Erdoğan’ın son birkaç gündeki mesajlarından da kampanyanın başladığı izlenimini almak mümkün… Muhaliflere yönelik hakaretler daha da sertleştirilip küfür düzeyine çıkarıldı. “Camileri yaktılar” palavrası yeniden dolaşıma sokuldu. Adaylığa yürüdüğü anlaşılan Kılıçdaroğlu, “Adaylığını açıkla” ısrarı ile hedef tahtasına oturtuldu.. Ek gösterge düzenlemesi için de yılbaşına randevu verildi.

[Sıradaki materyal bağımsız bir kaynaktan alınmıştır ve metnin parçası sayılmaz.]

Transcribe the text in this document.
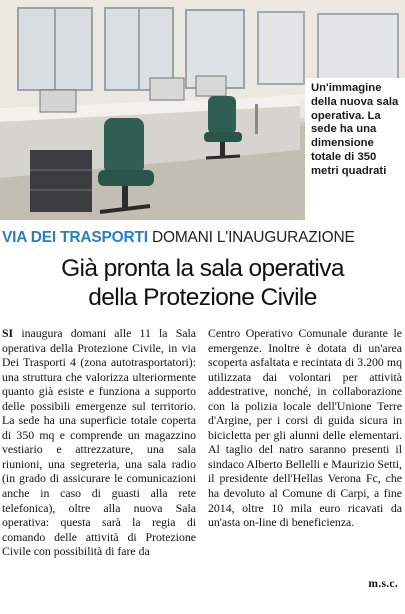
Un'immagine della nuova sala operativa. La sede ha una dimensione totale di 350 metri quadrati
VIA DEI TRASPORTI DOMANI L'INAUGURAZIONE
Già pronta la sala operativa
della Protezione Civile
SI inaugura domani alle 11 la Sala operativa della Protezione Civile, in via Dei Trasporti 4 (zona autotrasportatori): una struttura che valorizza ulteriormente quanto già esiste e funziona a supporto delle possibili emergenze sul territorio. La sede ha una superficie totale coperta di 350 mq e comprende un magazzino vestiario e attrezzature, una sala riunioni, una segreteria, una sala radio (in grado di assicurare le comunicazioni anche in caso di guasti alla rete telefonica), oltre alla nuova Sala operativa: questa sarà la regia di comando delle attività di Protezione Civile con possibilità di fare da
Centro Operativo Comunale durante le emergenze. Inoltre è dotata di un'area scoperta asfaltata e recintata di 3.200 mq utilizzata dai volontari per attività addestrative, nonché, in collaborazione con la polizia locale dell'Unione Terre d'Argine, per i corsi di guida sicura in bicicletta per gli alunni delle elementari. Al taglio del natro saranno presenti il sindaco Alberto Bellelli e Maurizio Setti, il presidente dell'Hellas Verona Fc, che ha devoluto al Comune di Carpi, a fine 2014, oltre 10 mila euro ricavati da un'asta on-line di beneficienza.
m.s.c.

Diplomasi alanına bakıldığında da iktidar açısından “hemen seçim”in, “seneye seçim”den daha yararlı olabileceği görülüyor. Ukrayna krizi, Erdoğan’ın önüne bir diplomatik müzakere alanı açtı. NATO’da kriz yaratarak Batı’nın şimşeklerini üzerine çektiyse de o çevrede muhalefetin hala muhatap olarak görülmediği anlaşılıyor. Suriye’ye operasyon hazırlığı da seçimin askeri kampanyası olarak görülebilir. İktidar, bayrağı kapıp sınır ötesine geçtiğinde, muhalefeti susturup yanına çekebildiğini ve “milli birlik” şemsiyesi altında toplayabildiğini defalarca gördü. Bunun hazırlığı yapılıyor.
HDP’yi kapatma davasını ve hızlanan tutuklama kampanyasını da bunlara ekleyin… İktidar, seçimin kilit partisini bertaraf edebildiği anda yeni bir mevzi kazanmış olacak. Kürtleri, “Bunlardan bize fayda yok” diye sandığa küstürmek bile AKP için büyük kazanım sayılır. Bunun için de ne gerekirse yapılıyor.
Velhasıl ekonomik göstergelere, iç politik gelişmelere, diplomasideki dengelere bakılınca seçimi öne almanın, iktidar için çok daha akıllıca olacağı ve buna göre hazırlık yapıldığı çıkıyor ortaya…
Dileriz muhalefet de hazırlığını buna göre yapıyordur.